Salesforce.com also cut a deal with Workday to build more integrations between their respective platforms. Workday will integrate Salesforce.com with Workday HCM, Financial Management, and Big Data Analytics; Salesforce.com is integrating Workday into its platform and apps, including the Chatter enterprise collaboration system.

In addition to these major announcements, a great number of smaller tactical partnerships formed—too many to list. The through line of the trend, though, was that platforms are the future of business applications. "It's about the heterogeneous process—linking apps together in a seamless continuum that is a business process and not simply an attempt to automate data retrieval," says Denis Pombriant, founder and managing principal of Beagle Research Group and The Bullpen Group. "To achieve this, integration at the platform level is required. This is why companies such as Oracle, Salesforce.com, Microsoft, and Workday are all announcing integrations among their platforms. The plane on which vendors compete is shifting from applications to processes."

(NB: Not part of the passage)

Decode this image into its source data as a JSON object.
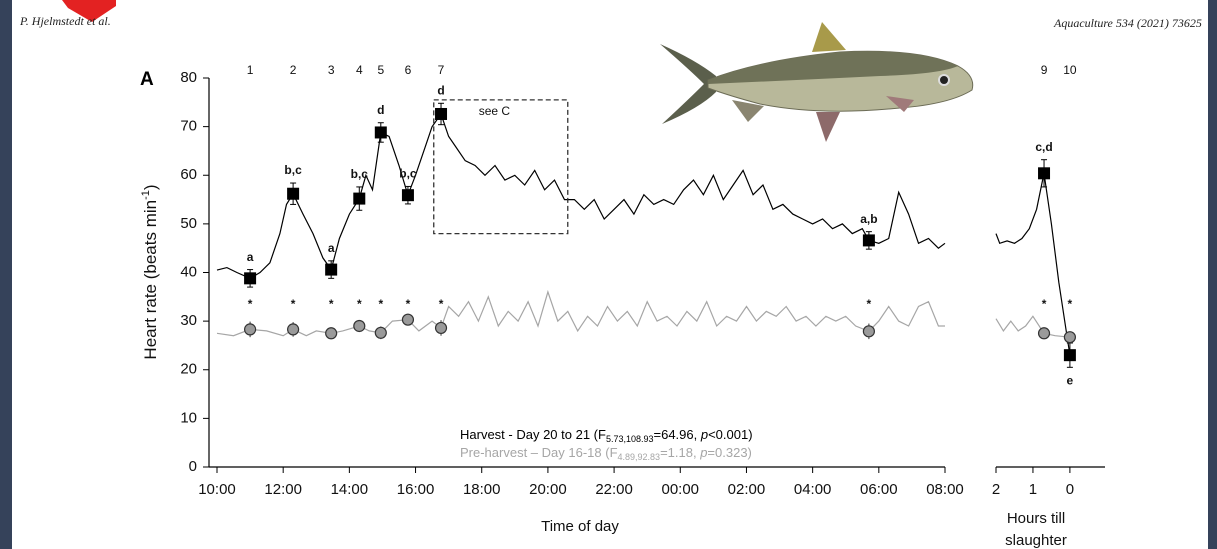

"It all means that the big players know that cloud platforms are where it's at," says Brent Leary, cofounder of SMB consultancy CRM Essentials. "They need to be able to show enterprise customers that their platforms are extensible and can play with the other big boys, because one company will not own the cloud. So they need to show customers and prospects that they can build on their cloud offerings and still use services from...apps they depend on from other vendors."

Mergers, acquisitions, and more

As of October, when this issue went to press, 2013 hasn't been a year of wild M&A behavior the way some other years have, and there are no signs of surprises for the remainder of the year. While the number of acquisitions wasn't great, the ones that did occur were key.

May saw contact center and customer engagement systems vendor Genesys Telecommunications Laboratories acquire SoundBite Communications. Valued at just over $100 million, the acquisition adds cloud-based proactive customer service, collections, payments, and mobile marketing to the Genesys stable. Genesys executive vice president David Rennyson noted at the time that the deal would also "[extend] the geographic footprint of our cloud business in key territories, including the United Kingdom, France, Spain, and South Africa."

In July, Salesforce.com completed its acquisition of cloud marketing platform vendor ExactTarget. The $2.5 billion deal helps consolidate Salesforce.com's CRM offering by augmenting its platform's marketing capabilities. ExactTarget joins previous acquisitions Radian6, BuddyMedia, and Social.com in rounding out the Salesforce.com Marketing Cloud.

Speaking of clouds, Adobe added Neolane to its own marketing cloud, renaming the new acquisition Adobe Campaign. The platform, developed from Omniture when it was acquired by Adobe in 2009, provides alternatives to companies seeking to differentiate their approach to marketing. "Adding this piece to the Adobe Marketing Cloud adds an important plank to the platform, which also has Adobe Social, Adobe Analytics, Experience Manager, Adobe Target, and Adobe Media Optimizer," Leary says. "With their aggressive acquisition strategy, they look to be a serious player now and into the future for any organization serious about digital marketing—as we seem to be entering the era of the CMO."